Il caso è scoppiato all'ospedale di Conegliano. Fortunatamente i primi risultati parlano di 18 negativi e un solo positivo al Coronavirus

Alcuni sanitari con le protezioni anti Covid

La direzione medica dell’ospedale di Conegliano nelle ultime ore ha comunicato che nella giornata di venerdì è stata rilevata, tramite tampone, la positività di una giovane donna giunta alla 14^ settimana gestazionale. La paziente, mercoledì scorso, è stata inviata dal consultorio all'ambulatorio delle urgenze ostetriche per il persistere e l'aggravarsi di nausea e vomito gravidico, sintomatologia per cui era già seguita a livello ambulatoriale: la paziente, quando è giunta in ospedale, non presentava altra sintomatologia tipo febbre, disturbi respiratori etc. Sottoposta a tampone, è stata ricoverata in una stanza di degenza (tutte le pazienti erano state dotate di mascherina chirurgica) e sottoposta, con beneficio, a trattamento con antiemetici.

Non appena pervenuto, ieri mattina, l’esito del tampone personale del reparto, direzione medica e dipartimento di prevenzione hanno disposto il suo immediato isolamento in una stanza singola e l’avvio di screening sui contatti della donna e su tutto il personale dell’Unità Operativa di Ostetricia-Ginecologia, partendo dagli operatori venuti a contatto con la paziente. Per quanto riguarda gli operatori i primi 30 test rapidi hanno evidenziato 29 negativi e 1 positivo (in attesa di conferma con tampone tradizionale). Sono in corso i test e le refertazioni sul restante personale. Gli accertamenti sugli altri contatti della paziente (tre compagne di stanza e familiari) hanno dato, ad ora, esito negativo. Precauzionalmente, oltre al personale, saranno sottoposte a test tutte le pazienti ricoverate nel Reparto durante la degenza della donna.

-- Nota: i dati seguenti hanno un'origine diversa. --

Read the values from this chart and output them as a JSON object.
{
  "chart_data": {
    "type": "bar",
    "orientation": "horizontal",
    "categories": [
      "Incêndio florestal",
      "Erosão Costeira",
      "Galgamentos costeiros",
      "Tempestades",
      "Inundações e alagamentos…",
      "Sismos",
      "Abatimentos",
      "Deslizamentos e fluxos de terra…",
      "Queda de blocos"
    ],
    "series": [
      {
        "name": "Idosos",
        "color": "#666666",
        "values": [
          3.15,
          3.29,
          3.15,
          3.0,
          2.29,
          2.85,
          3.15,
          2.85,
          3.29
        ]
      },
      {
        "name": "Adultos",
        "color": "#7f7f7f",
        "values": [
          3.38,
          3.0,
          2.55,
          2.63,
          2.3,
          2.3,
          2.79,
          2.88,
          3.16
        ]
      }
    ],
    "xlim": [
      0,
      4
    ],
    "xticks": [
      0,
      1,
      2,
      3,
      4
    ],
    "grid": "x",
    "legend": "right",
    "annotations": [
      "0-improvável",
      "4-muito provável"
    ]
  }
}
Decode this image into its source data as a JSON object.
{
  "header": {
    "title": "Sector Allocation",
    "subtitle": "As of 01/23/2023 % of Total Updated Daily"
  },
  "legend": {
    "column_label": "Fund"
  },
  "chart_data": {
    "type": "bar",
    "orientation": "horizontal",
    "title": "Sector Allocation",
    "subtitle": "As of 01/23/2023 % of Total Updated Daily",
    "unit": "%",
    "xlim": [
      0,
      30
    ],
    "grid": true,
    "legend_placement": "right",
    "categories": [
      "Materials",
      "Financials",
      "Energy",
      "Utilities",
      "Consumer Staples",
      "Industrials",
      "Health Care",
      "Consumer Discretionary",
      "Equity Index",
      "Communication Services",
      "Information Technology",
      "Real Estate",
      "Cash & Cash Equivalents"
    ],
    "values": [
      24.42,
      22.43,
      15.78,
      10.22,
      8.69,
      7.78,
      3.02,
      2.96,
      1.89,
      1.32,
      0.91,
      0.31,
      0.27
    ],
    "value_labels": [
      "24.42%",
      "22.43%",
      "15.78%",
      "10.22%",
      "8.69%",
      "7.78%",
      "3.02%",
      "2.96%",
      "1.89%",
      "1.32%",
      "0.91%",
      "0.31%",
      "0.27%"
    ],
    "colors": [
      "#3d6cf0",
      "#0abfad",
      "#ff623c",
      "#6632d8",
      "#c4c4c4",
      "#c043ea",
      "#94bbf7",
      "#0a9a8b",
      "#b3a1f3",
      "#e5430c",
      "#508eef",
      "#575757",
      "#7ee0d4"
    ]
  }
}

«La paziente è isolata in una stanza singola- spiega la direzione medica - e la situazione del Reparto non deve destare alcuna preoccupazione, stante l’immediata presa in carico e l’avvio dell’attività di testing per tutti». Nel frattempo l'Ulss 2 ha anche segnalato che l'ultimo decesso a causa del Covid riguarda un 87enne deceduto nella giornata di venerdì nel reparto di Malattie infettive del Ca' Foncello. L'uomo, che aveva patologie prgresse, proveniva da una Rsa di Spresiano.